Dios mío esta reseña me está quedando eterna y aún tengo que hablar de una de mis cosas favoritas. El maldito audiolibro. Vale, estoy siendo muy pesado con esto y probablemente sea mi momento fanboy absoluto, pero es que está narrado por Whil fcking Wheaton. En serio. Y eso que en un momento de la novela se menciona a si mismo porque aparece como una referencia in text. Lo hace ridículamente bien. No sé si ha narrado algo más, pero en el momento en el que Acererak susurró su primera línea yo ya estaba vendidísimo. Se me pusieron los pelos de gallina y tuve que retroceder 30 segundos solo para volver a escucharlo. Es posible que la quinta estrella y un tercio de los paseos que le dí al libro vinieron gracias a la versión en audio. Así que si no los soportáis o no queréis escucharlo en inglés por el motivo que sea puede, puede, que le tengáis que bajar un nivel en la puntuación.

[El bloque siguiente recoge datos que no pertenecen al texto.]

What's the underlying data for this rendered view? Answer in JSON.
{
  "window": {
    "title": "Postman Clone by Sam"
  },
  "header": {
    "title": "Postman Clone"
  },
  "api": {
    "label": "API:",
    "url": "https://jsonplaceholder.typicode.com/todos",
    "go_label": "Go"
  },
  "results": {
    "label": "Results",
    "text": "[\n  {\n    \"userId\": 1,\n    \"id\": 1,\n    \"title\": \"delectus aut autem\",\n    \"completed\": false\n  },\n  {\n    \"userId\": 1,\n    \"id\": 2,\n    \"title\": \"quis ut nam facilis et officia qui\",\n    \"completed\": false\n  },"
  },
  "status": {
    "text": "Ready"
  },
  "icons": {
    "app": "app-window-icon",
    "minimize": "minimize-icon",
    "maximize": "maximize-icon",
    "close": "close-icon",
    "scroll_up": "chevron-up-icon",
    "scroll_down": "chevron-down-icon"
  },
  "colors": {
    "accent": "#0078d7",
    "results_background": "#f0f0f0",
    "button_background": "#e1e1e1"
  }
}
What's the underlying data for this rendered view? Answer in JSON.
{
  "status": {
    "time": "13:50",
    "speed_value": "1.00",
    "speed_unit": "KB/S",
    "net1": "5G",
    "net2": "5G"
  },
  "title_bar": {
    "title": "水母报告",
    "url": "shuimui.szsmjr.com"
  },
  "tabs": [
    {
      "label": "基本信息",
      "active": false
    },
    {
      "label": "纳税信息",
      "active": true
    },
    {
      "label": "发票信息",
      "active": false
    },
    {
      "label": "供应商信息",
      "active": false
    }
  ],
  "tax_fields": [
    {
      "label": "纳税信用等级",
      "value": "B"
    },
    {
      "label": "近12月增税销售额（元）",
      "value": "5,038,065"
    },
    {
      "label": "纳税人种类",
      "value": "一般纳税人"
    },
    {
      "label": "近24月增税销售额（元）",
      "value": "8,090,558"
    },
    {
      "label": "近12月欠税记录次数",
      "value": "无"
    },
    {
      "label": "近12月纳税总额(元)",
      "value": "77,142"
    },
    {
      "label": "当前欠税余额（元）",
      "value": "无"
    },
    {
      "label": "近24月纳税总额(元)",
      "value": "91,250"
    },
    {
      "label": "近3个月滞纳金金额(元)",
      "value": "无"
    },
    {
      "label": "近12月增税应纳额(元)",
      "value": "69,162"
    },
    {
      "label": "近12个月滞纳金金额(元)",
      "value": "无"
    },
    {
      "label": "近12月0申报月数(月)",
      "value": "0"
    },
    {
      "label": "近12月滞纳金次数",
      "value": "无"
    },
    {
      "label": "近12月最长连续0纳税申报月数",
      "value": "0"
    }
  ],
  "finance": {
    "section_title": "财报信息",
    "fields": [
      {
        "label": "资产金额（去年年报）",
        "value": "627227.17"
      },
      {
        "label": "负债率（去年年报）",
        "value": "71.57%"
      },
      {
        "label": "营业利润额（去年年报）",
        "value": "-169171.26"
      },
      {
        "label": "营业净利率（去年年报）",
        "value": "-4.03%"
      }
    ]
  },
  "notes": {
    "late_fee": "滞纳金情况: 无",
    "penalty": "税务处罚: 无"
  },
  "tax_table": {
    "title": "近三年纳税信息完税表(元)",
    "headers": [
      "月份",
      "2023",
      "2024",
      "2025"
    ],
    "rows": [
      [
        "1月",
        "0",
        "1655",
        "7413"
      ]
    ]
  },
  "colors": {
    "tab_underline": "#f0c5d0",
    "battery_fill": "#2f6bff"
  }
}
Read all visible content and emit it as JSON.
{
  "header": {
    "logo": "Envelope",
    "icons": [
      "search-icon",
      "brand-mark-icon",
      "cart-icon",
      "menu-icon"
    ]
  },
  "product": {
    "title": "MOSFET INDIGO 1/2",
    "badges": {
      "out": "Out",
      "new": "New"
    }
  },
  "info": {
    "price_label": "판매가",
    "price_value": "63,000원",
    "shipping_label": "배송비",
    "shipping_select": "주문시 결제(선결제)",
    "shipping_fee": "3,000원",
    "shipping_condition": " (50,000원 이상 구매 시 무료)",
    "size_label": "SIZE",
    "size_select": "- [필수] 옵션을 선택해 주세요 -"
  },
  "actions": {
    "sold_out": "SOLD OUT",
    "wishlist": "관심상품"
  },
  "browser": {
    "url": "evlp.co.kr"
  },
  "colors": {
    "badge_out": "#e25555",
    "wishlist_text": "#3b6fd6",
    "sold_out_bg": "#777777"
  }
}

Pero aún con todo es un libro genial. La película dirigida por Steven Spielberg se estrena el 30 de Marzo de 2018 (iba a salir en Navidades pero no querían competir con Star Wars VIII y la han movido unos meses...), y yo voy a ir a verla al estreno. Solo puedo esperar que Ernest Cline nos vuelva a sacar alguna otra novela más parecida a esta y menos a Armada.

Hasta entonces me quedo un rato pululando por internet. Al fin y al cabo, salir al exterior está altamente sobrevalorado.